EXCLUSIVE: James Franco is starring in a Middle Eastern TV crime drama penned by Shades of Blue creator Adi Hasak. Check out a teaser below.
Alongside a cast of actors who hail from the MENA region, the Oscar-nominated 127 Hours star recently wrapped on Karantina, which is being shopped for the first time at Mipcom Cannes this week. Hasak told Deadline he hopes the “gamechanger” crime drama will “do for MENA what Fauda did for Israel and Squid Game did for Korea.”
Based on the German series Tempel, Franco plays an American laying low from the FBI in Beirut who has opened a club called the Miami Rainbow Club, a “taste of Americana,” according to Hasak.
The show’s lead is Yaqoub Al Farhan as Dahab, who is released from jail and promises his paraplegic wife and teenage daughter that he will never return to a world of crime, instead taking a job as an elderly caregiver. But when his daughter’s expensive violin is smashed by a gang who wants to evict his family and have their area gentrified, Dahab’s life is sent spiralling as he attempts to gather enough money to buy a new violin. Joining Al Farhan are Reham Alkassar, Yasmina El Abd, Cynthia Khalifeh, Nicolas Mouawad and Earl Cave.
Joining with Dan March’s Dynamic Television, Hasak said he had first pondered setting the show in Detroit and pitching it to U.S. buyers before he settled on MENA. Asacha Media Group and MBC are also attached.
“The themes are so universal when you think about gentrification and a father living at the bottom of the social ladder,” added Hasak. “So this is a family-first show, a crime show.”
Hasak said he was inspired by the work of Capernaum director Nadine Labaki, the first female Arab director to be nominated for an Oscar, and was in awe of her “Lebanese films in the style of Italian neo-realism that don’t condescend but offer a realistic, heartfelt perspective of the working poor.”
While some MENA movies have gained global acclaim, he is hopeful Karantina will be one of the first TV shows from the region to be a worldwide hit. “You’ve never seen it in television and I know they can do it,” he added.
James Franco
Although he has attracted controversy in recent years, Franco lends Karantina a dose of star power.
He was present for more than half of the 60-day shoot and Hasak said “everybody raised their game,” as he labeled him “one of the most talented actors I have ever had the privilege to work with.”
“At first [the other actors] were intimated working with such a big star and I just said to them ‘you guys are great’,” added From Paris with Love scribe Hasak. “James wanted to play around with his lines and he bought his A-game. Seeing him work with the MENA actors was amazing. He came in three weeks into the show and they were sailing and riding high and he just joined the party.”
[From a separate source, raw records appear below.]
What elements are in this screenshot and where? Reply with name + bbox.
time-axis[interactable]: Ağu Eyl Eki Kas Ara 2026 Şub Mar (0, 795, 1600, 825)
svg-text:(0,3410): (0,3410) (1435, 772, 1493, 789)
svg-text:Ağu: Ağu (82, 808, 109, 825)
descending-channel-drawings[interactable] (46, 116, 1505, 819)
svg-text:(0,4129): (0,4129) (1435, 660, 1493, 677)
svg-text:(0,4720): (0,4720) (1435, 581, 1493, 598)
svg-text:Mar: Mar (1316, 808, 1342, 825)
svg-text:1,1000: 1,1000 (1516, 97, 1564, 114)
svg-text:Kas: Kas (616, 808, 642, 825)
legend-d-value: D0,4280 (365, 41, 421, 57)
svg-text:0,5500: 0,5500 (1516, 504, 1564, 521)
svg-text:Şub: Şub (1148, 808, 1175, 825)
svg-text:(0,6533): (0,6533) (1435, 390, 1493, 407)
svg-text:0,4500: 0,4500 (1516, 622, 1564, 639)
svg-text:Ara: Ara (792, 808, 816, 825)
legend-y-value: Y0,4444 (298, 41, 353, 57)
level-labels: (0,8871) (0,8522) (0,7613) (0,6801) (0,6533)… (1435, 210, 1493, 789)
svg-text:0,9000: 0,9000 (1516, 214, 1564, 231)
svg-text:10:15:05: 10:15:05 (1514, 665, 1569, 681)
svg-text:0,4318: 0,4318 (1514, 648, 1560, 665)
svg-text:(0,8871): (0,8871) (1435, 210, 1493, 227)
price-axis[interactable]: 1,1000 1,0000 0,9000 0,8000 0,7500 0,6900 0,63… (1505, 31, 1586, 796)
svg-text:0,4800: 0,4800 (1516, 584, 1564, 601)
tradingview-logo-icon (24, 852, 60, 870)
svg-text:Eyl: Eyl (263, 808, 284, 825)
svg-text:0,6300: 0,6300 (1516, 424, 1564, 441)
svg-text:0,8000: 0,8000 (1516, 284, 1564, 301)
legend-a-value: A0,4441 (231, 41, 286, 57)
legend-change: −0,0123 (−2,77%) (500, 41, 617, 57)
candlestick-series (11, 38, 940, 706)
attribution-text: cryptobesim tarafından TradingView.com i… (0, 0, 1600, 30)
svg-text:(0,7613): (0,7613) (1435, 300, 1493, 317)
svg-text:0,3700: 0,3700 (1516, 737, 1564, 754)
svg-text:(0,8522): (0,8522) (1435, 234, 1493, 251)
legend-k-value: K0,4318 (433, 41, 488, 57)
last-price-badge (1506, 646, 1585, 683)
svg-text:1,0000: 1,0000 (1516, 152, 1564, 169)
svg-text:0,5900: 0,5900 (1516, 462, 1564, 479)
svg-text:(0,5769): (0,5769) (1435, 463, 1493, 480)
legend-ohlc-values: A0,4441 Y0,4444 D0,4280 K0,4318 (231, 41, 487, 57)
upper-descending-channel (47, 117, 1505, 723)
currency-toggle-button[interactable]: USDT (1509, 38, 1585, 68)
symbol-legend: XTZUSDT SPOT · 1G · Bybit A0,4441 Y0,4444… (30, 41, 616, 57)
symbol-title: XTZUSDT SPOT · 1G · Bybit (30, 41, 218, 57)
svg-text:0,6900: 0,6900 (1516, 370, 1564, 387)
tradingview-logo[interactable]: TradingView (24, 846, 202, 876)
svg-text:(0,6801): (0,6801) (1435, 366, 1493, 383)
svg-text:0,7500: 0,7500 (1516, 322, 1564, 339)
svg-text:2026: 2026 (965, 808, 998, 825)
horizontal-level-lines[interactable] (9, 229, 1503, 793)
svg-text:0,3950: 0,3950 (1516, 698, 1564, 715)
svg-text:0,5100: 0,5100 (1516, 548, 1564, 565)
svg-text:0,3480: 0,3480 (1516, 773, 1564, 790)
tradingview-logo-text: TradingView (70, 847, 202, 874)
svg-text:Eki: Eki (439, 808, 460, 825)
The news comes with Franco only just returning to acting following a circa-four-year hiatus. He took a break late last decade after five women — four of whom were his students at an acting school he previously ran — accused him of sexually exploitative behavior. Franco has acknowledged he slept with students, apologized and settled a class-action suit. He is now also starring in the likes of Alina of Cuba as Fidel Castro and French action thriller The Price of Money: A Largo Winch Adventure.
Sense of place
Hasak was keen to set Karantina in Beirut and filming took place in Athens with second unit in Lebanon.
He called Beirut a “very progressive” place full of European tourists that has of late succumbed to tragedy following a port explosion that killed more than 200 people.
“Beirut used to be the Riviera of the Middle East so the tragedy of Beirut was very complimentary to the tragedy that these characters were feeling,” he added. “The city becomes a character.”
Karantina’s sellers will start introducing the show to buyers at Mipcom on a slow rollout that will then progress to Content London in November and next year’s Berlinale.
Hasak penned all episodes with Christine Crokos and Claire Siobhan Byrne co-writing. EPs are Hasak, March, Crokos, Fredrik Ljungberg, Marc Antoine de Halluin, Arnaud Figaret and Michael Wenning. Producers are Fenia Cossovitsa and Elias Ledakis for Blond and Joseph Saman and George Papantakos for Tanweer.